Panoramica[modifica | modifica wikitesto]

Nel libro, Katz tratta le politiche Inglesi durante il 1948, la presenza ebraica in Palestina nel corso dei secoli, il legame del popolo ebraico con la religione, la storia religiosa di Gerusalemme, la pretesa degli Arabi nei confronti della regione, il ‘’mito’’ del problema dei rifugiati Arabi, la propaganda araba, il fanatismo musulmano e il terrorismo.

La conclusione principale che si evince dal testo è che non è mai esistita una ‘’Palestina Araba’’, e per il popolo arabo nella sua totalità, nessuna entità come la Palestina è mai esistita. Questo fatto è in forte contrapposizione con il forte legame che da sempre unisce gli Ebrei alla loro terra. Il vero intento della rivendicazione degli Arabi era, secondo Katz, la distruzione di Israele come simbolo del popolo ebraico e non una risposta alla violazione di Israele per qualsiasi diritto politico di un altro popolo.

Katz ricorda che furono proprio gli Arabi a dichiarare e scatenare la guerra contro lo stato embrionale di Israele prima della Guerra del 1948. L’area assegnata allo Stato Ebraico dal piano di ripartizione delle Nazioni Unite, pari a poco più della metà della Palestina Occidentale, era di circa 15.000 km2 (circa 6.000 miglia quadrate), comprendendo anche la regione semi-arida del Deserto del Negev. Agli Arabi, furono così assicurati sette ottavi della totalità della Palestina (Eretz Israel).
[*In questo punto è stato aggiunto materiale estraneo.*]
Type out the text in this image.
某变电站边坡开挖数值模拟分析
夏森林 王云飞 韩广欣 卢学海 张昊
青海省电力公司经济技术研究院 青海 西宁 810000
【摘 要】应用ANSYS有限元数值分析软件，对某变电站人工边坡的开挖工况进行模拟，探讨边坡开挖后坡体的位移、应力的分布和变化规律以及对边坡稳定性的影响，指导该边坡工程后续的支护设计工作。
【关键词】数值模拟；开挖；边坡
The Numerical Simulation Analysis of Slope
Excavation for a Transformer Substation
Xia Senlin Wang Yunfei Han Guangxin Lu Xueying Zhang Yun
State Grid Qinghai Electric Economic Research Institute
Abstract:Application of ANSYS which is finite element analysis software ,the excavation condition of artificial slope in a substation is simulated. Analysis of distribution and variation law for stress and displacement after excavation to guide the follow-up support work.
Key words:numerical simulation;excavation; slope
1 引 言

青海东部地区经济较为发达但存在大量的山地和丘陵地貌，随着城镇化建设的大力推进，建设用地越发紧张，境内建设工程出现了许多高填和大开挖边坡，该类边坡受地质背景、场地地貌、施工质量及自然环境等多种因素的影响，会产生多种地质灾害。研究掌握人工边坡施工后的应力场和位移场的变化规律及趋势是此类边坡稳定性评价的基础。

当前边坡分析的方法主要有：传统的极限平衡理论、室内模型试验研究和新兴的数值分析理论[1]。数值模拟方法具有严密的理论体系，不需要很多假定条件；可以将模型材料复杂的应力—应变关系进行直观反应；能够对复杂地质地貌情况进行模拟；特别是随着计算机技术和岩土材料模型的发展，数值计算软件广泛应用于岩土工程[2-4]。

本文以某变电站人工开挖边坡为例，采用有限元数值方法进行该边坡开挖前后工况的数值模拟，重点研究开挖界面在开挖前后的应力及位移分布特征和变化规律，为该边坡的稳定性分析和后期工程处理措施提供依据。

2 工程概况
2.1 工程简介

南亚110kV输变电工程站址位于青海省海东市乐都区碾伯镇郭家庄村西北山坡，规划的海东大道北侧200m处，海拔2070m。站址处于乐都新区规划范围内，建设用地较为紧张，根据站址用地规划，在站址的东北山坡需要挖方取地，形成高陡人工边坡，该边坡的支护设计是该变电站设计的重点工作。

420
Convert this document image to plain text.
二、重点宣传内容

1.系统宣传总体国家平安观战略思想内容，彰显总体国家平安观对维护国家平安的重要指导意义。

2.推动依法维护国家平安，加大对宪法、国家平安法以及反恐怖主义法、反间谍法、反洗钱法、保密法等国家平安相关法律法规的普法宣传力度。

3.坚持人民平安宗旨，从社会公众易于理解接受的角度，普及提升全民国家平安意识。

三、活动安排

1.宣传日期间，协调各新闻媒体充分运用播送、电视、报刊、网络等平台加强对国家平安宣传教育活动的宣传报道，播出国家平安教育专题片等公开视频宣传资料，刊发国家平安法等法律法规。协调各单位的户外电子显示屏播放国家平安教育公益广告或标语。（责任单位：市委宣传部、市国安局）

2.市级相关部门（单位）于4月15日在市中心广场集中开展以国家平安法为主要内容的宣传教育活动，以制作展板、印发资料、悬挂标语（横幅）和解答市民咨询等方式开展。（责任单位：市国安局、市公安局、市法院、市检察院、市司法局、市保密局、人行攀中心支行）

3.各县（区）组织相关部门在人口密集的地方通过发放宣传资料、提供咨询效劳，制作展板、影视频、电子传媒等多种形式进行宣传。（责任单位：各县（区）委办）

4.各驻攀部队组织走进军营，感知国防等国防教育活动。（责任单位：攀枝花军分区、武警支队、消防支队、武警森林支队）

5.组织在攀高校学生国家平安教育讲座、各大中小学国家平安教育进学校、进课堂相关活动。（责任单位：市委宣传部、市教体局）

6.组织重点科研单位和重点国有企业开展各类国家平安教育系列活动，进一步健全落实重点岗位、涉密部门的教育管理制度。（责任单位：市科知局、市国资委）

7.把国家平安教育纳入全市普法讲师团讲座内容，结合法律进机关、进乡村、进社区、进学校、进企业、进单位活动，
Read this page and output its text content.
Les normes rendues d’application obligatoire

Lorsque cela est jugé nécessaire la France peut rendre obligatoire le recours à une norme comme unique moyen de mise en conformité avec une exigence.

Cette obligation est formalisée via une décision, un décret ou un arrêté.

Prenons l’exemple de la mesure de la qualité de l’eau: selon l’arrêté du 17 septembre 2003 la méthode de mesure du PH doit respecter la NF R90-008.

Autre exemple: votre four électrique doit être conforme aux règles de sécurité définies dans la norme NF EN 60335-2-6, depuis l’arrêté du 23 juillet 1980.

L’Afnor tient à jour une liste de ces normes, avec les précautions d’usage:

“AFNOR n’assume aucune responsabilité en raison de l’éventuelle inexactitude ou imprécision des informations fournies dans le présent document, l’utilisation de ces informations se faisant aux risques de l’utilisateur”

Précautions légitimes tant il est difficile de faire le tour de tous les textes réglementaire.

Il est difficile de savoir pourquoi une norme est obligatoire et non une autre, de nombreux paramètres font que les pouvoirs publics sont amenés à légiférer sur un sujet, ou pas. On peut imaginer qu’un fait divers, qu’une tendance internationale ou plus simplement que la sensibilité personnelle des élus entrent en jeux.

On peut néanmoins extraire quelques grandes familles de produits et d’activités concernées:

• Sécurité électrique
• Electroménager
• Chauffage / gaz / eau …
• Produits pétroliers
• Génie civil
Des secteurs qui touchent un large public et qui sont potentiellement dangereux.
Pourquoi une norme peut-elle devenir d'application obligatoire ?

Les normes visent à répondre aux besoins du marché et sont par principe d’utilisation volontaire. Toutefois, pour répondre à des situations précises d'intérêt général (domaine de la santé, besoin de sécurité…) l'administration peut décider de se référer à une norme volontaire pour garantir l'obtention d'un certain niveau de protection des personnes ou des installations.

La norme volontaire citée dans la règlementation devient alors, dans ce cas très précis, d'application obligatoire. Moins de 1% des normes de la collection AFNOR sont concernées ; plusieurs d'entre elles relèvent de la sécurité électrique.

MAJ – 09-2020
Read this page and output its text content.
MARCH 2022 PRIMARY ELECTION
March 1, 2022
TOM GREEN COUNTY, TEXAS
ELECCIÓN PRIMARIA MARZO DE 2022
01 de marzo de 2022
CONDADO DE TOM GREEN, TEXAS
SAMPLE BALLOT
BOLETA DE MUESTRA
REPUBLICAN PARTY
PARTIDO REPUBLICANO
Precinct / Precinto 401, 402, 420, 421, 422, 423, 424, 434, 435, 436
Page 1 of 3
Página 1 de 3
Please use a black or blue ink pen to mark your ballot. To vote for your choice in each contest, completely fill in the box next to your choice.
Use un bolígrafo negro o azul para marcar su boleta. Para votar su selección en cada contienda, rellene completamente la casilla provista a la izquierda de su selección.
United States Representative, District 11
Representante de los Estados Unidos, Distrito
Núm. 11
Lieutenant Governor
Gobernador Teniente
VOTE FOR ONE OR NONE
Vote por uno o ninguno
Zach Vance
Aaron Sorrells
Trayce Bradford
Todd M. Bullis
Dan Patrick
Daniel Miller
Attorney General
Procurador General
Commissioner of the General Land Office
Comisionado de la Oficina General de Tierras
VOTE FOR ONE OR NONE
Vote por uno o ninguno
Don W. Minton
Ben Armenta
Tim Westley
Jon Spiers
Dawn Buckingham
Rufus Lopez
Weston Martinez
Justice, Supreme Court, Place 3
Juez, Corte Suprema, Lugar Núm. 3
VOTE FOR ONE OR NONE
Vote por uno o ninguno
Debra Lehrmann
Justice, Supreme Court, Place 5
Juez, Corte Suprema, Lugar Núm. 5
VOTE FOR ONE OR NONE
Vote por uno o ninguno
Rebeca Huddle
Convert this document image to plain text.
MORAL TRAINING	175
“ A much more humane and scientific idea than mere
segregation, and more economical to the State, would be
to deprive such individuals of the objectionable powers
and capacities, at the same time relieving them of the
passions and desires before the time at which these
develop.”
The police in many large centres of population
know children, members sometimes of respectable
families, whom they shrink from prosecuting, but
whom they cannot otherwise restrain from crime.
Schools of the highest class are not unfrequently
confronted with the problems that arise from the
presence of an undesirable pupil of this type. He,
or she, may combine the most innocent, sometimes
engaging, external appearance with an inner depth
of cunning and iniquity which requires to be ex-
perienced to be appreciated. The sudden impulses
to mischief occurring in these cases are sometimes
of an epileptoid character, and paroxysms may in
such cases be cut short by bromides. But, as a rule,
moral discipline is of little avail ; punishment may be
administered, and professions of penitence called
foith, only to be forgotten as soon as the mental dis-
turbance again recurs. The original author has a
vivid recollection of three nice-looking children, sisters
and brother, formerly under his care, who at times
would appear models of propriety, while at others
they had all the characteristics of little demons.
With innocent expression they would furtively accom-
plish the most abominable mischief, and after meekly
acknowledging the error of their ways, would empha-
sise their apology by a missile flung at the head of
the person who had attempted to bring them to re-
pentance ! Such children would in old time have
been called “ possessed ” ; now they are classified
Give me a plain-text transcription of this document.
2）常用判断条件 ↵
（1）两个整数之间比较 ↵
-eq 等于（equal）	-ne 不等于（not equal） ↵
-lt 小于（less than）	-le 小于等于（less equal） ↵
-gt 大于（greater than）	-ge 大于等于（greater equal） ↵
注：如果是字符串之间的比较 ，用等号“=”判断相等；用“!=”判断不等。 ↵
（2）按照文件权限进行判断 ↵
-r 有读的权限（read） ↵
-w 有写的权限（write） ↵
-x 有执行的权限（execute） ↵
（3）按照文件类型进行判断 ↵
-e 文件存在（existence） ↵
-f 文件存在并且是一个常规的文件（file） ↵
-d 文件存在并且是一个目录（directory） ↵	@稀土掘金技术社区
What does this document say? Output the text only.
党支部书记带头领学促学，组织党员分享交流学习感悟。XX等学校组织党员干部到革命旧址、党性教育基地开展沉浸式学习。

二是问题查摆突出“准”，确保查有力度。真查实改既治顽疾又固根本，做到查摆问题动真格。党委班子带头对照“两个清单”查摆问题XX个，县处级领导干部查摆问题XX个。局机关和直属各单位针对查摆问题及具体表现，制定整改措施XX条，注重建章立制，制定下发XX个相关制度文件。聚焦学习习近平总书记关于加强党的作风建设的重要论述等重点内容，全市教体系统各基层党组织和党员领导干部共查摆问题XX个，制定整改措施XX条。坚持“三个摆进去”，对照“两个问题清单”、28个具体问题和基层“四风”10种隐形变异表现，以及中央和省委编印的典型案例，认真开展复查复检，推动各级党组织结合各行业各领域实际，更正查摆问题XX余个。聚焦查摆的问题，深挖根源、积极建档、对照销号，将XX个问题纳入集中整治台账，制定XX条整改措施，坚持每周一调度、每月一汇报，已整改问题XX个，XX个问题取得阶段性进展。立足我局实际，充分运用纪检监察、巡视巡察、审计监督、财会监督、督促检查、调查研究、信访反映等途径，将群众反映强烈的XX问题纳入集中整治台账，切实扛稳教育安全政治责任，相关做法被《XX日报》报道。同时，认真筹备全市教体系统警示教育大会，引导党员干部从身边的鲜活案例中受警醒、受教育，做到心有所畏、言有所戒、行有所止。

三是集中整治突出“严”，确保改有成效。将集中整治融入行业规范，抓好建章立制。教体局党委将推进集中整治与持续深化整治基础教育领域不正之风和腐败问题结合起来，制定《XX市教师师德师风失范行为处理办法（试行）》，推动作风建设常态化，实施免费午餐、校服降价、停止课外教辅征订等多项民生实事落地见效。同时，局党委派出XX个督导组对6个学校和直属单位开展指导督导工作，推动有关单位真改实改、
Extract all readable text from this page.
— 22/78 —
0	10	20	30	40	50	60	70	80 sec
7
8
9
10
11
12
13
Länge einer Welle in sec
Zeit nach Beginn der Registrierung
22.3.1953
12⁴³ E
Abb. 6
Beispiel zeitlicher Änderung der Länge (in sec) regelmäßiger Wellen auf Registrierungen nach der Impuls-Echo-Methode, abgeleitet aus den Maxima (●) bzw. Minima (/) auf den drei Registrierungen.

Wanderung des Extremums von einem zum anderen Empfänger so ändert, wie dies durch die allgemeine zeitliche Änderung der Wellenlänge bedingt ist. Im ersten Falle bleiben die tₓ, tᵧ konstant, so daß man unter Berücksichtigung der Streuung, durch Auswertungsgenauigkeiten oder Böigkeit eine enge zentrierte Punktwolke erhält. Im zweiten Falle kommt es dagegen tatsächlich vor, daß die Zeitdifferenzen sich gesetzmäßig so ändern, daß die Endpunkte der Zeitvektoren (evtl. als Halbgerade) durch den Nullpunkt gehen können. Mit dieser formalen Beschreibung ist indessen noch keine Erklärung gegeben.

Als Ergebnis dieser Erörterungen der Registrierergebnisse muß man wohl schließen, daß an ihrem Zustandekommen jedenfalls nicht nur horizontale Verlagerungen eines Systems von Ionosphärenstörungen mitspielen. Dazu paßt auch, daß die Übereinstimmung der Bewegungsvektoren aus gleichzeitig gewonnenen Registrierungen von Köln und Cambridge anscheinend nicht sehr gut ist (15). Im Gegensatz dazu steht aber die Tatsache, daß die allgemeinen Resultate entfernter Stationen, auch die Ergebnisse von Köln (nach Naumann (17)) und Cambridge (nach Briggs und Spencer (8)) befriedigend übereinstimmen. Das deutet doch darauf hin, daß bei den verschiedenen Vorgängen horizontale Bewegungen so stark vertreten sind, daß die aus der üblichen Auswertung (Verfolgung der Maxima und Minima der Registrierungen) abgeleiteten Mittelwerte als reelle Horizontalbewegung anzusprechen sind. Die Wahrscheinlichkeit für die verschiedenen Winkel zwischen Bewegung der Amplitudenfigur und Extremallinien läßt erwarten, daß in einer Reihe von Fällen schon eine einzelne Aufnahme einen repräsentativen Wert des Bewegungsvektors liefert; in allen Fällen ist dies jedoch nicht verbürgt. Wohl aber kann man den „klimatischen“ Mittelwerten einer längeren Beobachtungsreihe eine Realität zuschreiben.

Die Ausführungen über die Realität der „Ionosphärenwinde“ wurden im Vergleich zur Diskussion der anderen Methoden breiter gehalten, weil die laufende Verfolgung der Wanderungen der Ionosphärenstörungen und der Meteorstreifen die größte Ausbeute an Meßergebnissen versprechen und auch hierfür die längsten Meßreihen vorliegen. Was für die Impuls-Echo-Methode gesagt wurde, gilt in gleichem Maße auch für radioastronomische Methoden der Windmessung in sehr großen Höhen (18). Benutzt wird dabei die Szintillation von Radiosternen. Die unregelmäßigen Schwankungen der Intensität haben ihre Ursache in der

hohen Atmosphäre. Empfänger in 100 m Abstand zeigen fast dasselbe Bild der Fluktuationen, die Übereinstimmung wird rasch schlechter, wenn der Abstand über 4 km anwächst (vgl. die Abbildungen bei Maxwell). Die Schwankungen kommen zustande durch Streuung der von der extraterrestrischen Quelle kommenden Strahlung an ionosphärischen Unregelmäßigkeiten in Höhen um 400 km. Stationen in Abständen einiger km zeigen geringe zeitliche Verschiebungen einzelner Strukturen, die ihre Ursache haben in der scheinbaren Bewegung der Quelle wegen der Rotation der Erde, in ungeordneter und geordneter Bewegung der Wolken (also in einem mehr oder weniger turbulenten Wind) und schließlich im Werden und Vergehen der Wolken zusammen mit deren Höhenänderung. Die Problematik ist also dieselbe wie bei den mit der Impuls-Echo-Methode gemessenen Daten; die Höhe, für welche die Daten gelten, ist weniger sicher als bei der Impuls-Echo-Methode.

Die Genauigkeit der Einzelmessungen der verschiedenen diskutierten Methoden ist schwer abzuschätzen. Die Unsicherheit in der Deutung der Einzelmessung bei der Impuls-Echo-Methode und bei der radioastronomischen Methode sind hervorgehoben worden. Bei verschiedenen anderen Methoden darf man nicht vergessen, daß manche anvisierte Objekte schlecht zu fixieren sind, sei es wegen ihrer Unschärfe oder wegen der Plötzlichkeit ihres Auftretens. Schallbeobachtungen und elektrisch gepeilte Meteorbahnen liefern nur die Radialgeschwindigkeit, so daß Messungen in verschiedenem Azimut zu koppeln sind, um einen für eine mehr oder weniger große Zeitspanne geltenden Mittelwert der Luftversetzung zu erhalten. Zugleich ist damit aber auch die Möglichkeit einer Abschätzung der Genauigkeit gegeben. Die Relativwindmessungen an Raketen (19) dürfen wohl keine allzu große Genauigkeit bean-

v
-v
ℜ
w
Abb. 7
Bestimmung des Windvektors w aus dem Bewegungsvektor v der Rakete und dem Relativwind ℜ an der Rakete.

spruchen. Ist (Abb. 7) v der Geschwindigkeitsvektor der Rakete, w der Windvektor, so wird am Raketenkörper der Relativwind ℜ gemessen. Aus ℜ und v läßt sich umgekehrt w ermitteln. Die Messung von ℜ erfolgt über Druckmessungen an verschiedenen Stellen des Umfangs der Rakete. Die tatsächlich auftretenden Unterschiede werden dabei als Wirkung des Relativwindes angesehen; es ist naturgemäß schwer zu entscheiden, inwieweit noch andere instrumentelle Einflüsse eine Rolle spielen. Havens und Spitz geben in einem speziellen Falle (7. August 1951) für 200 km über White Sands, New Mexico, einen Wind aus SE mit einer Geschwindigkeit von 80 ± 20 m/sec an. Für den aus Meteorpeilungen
I sette stati Arabi indipendenti nel 1947 – Egitto, Iraq, Siria, Libano, Arabia Saudita, Yemen e Transgiordania – i cui leader decisero di prevenire la fondazione di Israele – controllavano un’area 230 volte più grande rispetto al progetto dello stato Ebraico, con una popolazione 60 volte maggiore rispetto a quella del popolo ebraico, che corrispondeva a solo 650.000 persone. Katz afferma che era questo l’atteggiamento degli Arabi nel 1947 quando tenevano tutto sotto il loro comando, e più di ogni altra cosa, l’intera area che ora reclamano ad Israele. Allora rifiutarono violentemente di condividere la Palestina con gli ebrei, in un rapporto territoriale di sette a uno. Non riconobbero la pretesa del popolo ebraico sull'intero territorio, anche nella sua parte più piccola; non acconsentirono il riconoscimento internazionale di tale richiesta; non ridussero il loro progetto su quest’area che un tempo era stato l’Impero Arabo.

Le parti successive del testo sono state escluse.